We took a boat up the river and from there we were brought to the site on ramshackle pony and carts, along a horrendously potholed road but it was worth it to see the extraordinary Bagaya Kyaung, a pagoda made of 1,000 teak trees and the 60 ft leaning Nan Myin Tower part of Bagyidaw’s now vanished palace complex.

Driving through the countryside is endlessly fascinating, oxen and here and there, a small tractor ploughing the fields.  Women with little conical bamboo hats winnowing or planting rice in the paddies, pigs and chickens snuffling for food by the roadside, ponds full of lilies and lotus flowers, water buffalos, stalls selling sugar cane juice, brightly coloured snacks, freshly picked vegetables, pan wrapped in betel leaves and lotto tickets. Watermelons piled high on the side of the road, lush tropical vegetation,  bamboo weaving workshops...

One of the highlights of our trip to Burma was a cruise on the Irrawaddy River. We boarded the beautiful teak Paukan boat from Sagaing.  

Exquisitely relaxing, just cruising along by the riverbank at a nice gentle pace, watching local farmers, tending their crops of peanuts, sesame and corn, the odd bullock cart laden with grass, fisherman in tiny timber boats fishing as their ancestors must have done in that area for hundreds, maybe thousands of years. 

Lots of little villages tucked in between the palm trees along the riverbank. Here too, the timber and bamboo houses are on stilts, the river floods every year covering the bank with rich silt that enhances the fertility of the soil so they can grow a variety of catch crops. We moored and clambered up the muddy bank to visit a little village where virtually everyone was involved in making clay water pots. 

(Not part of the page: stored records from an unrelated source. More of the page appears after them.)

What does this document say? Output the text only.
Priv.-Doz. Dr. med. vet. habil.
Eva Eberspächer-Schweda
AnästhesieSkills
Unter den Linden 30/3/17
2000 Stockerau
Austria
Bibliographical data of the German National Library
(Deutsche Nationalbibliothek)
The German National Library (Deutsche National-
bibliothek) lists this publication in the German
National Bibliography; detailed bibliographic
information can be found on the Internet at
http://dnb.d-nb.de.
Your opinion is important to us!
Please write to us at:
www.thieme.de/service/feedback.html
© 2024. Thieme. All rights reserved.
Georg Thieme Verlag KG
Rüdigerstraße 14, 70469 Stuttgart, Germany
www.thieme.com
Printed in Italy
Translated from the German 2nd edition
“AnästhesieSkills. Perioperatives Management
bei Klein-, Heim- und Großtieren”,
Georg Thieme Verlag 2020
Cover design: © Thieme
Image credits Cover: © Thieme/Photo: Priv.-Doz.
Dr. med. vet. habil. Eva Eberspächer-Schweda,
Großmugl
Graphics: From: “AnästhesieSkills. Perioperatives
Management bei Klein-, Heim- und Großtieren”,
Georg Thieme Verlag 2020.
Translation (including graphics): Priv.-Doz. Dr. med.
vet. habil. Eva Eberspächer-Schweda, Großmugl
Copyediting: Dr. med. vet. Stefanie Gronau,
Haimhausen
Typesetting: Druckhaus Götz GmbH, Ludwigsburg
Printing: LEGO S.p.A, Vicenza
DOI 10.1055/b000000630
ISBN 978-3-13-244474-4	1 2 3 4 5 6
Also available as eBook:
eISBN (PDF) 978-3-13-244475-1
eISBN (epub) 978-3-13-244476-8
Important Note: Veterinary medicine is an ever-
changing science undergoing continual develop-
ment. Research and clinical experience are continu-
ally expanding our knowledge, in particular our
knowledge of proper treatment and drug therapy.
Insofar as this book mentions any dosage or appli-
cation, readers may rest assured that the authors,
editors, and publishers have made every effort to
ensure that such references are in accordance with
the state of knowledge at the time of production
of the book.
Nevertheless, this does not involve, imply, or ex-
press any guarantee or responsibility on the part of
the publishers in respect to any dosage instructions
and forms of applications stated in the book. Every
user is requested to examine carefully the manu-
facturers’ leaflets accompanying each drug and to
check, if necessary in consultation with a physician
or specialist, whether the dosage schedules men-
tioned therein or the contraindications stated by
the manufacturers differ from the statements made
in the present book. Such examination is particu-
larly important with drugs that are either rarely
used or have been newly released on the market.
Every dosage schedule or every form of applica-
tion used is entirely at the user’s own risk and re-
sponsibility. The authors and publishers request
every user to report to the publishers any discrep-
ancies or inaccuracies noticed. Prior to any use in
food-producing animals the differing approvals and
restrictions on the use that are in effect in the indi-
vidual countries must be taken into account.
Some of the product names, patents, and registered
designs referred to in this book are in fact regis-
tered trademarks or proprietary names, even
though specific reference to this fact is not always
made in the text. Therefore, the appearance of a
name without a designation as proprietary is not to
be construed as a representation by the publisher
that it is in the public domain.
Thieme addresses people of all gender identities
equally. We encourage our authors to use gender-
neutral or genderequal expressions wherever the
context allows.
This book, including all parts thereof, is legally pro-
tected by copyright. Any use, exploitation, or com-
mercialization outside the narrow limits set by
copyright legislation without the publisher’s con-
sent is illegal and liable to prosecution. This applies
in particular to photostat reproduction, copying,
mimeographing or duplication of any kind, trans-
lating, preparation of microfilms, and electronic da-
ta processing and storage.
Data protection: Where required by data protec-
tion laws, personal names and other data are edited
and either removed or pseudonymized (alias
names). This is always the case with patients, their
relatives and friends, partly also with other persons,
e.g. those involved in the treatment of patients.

Finally the temple town of Bagan, one of Burma’s most wondrous sites. Over 2,000 temples, shrines and stupas scattered over a 42 square km area. If you choose one special treat during your trip, take a balloon ride at dawn over the archeological site. It is totally magical and I don’t use that word lightly. Even for well-seasoned travellers, floating over the 11th and 12th century pagodas in the misty morning light is an unforgettable experience.  

There’s so much more to see in Burma now Myanmar. Go soon, some change is inevitable, I'm totally smitten and long to return.